The Trend Skeptic: Convergence Will Benefit Everyone

On the surface, fixed-mobile convergence (FMC) looks like a no-brainer for carriers. Cellular networks are expensive to build and spectrum is scarce. Look at the FCC’s 700 MHz auction, and you’ll get a sense of how scarce and expensive the wireless spectrum is. The auction has already been bid up to $18.8 billion—nearly double what was expected and it’s not over yet.

FMC is supposed to provide some relief. Rather than building out more expensive cellular networks, carriers can roll out dual-mode phones that can switch off to cheap WiFi networks. This should be a win-win for carriers and users: carriers get cheaper networks while consumers get broader coverage.

This should also be a boon for large organizations, many of which already have stable, reliable, secure WLANs. According to a new ABI Research study, the FMC market will expand to 250 million users by 2012.

Not everyone believes this will directly benefit the enterprise, though.

“Carriers talk a good enterprise story, but their actions and instincts are aimed at the consumer,” said David Hattey, former CEO of FirstHand, which was acquired by CounterPath in early February.
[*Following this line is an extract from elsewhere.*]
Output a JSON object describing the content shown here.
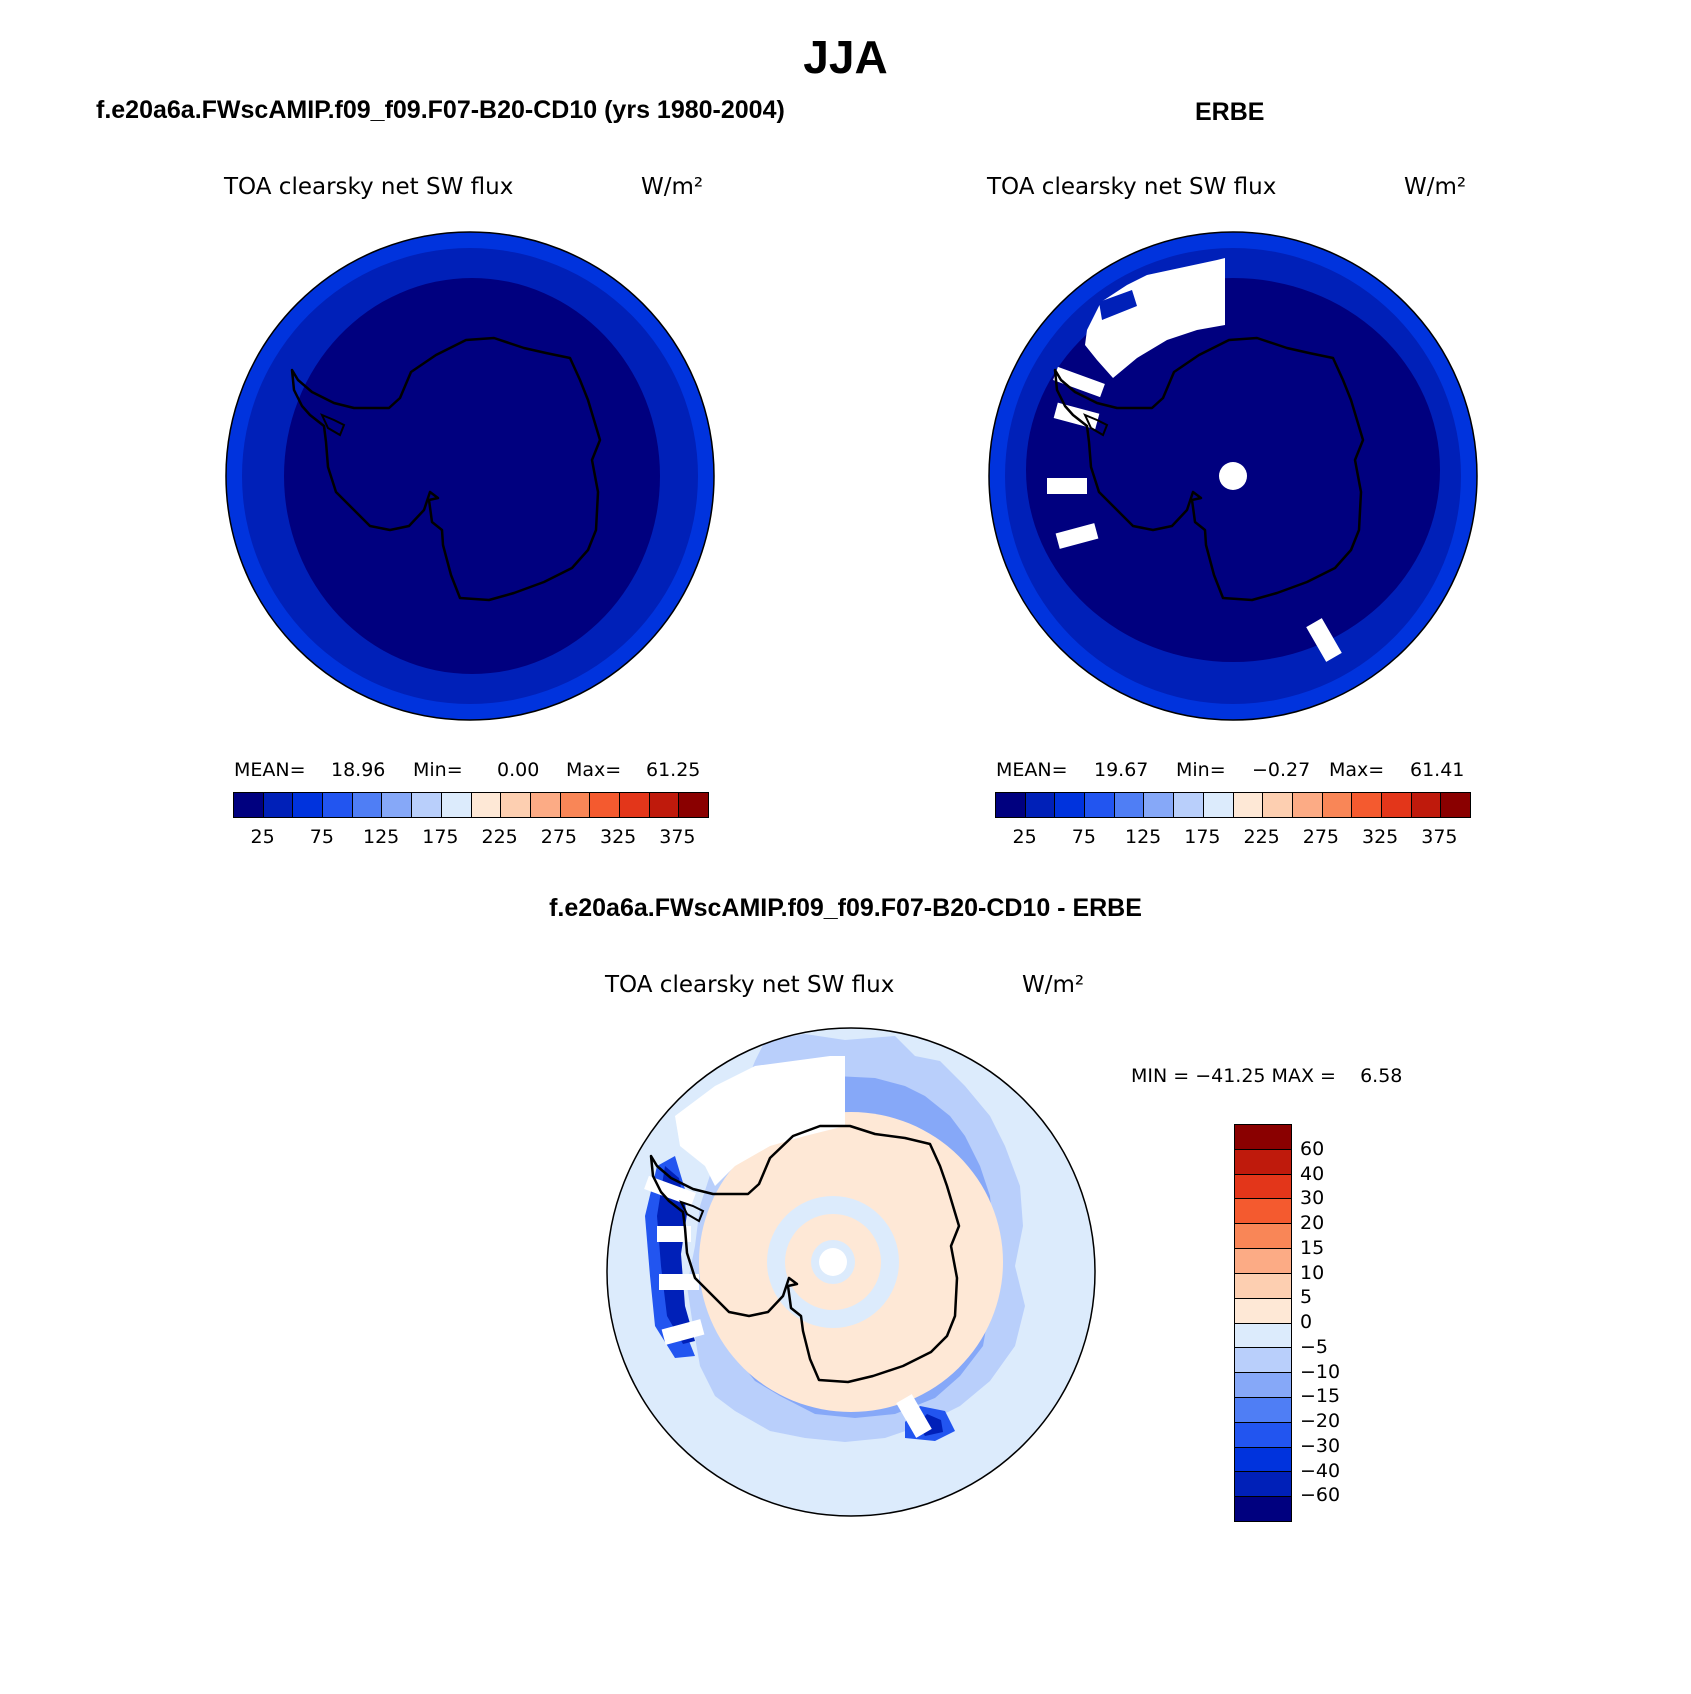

Hattey was also previously the VP and GM of enterprise voice solutions at 3Com.

“I liken it to driving in the U.K. I can teach myself to drive on other side of road, but I avoid it because all of my instincts are backwards,” he said.

There are a few problems with the rosy FMC predictions. First, enterprise WLANs are the exception. Many of the public networks you could get shuffled off to have iffy backhaul connections, lax security and outdated WiFi standards. Others won’t admit you unless you’re a member of that network. Roaming agreements could be worked out, but they haven’t been yet.
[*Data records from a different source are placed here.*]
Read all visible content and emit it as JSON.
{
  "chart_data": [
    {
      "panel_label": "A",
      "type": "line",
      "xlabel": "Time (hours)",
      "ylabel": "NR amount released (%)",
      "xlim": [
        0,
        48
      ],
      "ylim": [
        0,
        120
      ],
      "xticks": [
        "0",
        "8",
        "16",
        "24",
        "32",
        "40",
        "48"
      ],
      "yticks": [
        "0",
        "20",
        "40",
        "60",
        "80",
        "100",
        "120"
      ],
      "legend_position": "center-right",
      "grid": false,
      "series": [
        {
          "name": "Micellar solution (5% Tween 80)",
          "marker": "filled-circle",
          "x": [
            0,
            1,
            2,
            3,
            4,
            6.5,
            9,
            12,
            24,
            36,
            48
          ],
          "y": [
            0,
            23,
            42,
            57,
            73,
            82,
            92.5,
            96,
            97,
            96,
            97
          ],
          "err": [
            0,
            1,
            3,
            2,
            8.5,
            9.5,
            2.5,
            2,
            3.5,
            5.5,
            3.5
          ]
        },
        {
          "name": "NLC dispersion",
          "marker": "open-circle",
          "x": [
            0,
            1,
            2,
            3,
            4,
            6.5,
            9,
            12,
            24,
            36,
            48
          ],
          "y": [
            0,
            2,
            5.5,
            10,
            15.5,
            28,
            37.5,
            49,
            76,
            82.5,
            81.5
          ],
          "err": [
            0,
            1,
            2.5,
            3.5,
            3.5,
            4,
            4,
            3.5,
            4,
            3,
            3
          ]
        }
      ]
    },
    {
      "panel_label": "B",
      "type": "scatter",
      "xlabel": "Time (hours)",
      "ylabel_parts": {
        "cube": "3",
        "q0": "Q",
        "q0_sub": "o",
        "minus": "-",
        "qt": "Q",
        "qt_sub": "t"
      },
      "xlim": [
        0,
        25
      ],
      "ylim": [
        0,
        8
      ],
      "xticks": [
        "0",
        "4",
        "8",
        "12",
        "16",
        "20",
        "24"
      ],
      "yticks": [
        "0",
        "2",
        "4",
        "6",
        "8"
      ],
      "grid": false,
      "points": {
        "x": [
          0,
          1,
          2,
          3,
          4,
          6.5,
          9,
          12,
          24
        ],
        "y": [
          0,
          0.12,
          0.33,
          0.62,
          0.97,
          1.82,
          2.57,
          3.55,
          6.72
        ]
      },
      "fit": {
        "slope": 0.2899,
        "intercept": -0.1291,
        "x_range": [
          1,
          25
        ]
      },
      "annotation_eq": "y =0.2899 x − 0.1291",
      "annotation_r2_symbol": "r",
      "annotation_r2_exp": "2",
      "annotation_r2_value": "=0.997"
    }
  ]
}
There are other problems, as well. Handset makers haven’t figured out how to make mobile batteries work well with WiFi. Most of us are used to day-long talk times. When connected to WiFi, that’ll drop to a couple of hours. The result is that users will often refuse the hand-off. They pay for those cellular minutes, and they’ll darn well use them unless they have a poor cellular signal and have no other choice.

The Hidden Issue of Ownership

From the enterprise’s perspective, there’s another problem: control. IT’s goal is to control and manage end devices. With cellular handsets, that’s not a viable option.

We all own our phones. We personalize them with ring tones. We play games on them. We use them as cheap cameras. We check MySpace or Facebook. If we have a souped-up handset like an iPhone, we listen to music and watch videos. Moreover, carriers heavily subsidize them.

How does that fit in with the mobile enterprise? It doesn’t. In fact, it runs counter to it. Even if the enterprise offers phones, how many of us will abandon our personal phones? What happens when that sales rep leaves the company? If the primary point of contact is the rep’s personal mobile phone number, the sales rep has a tighter control on that customer relationship than the organization does.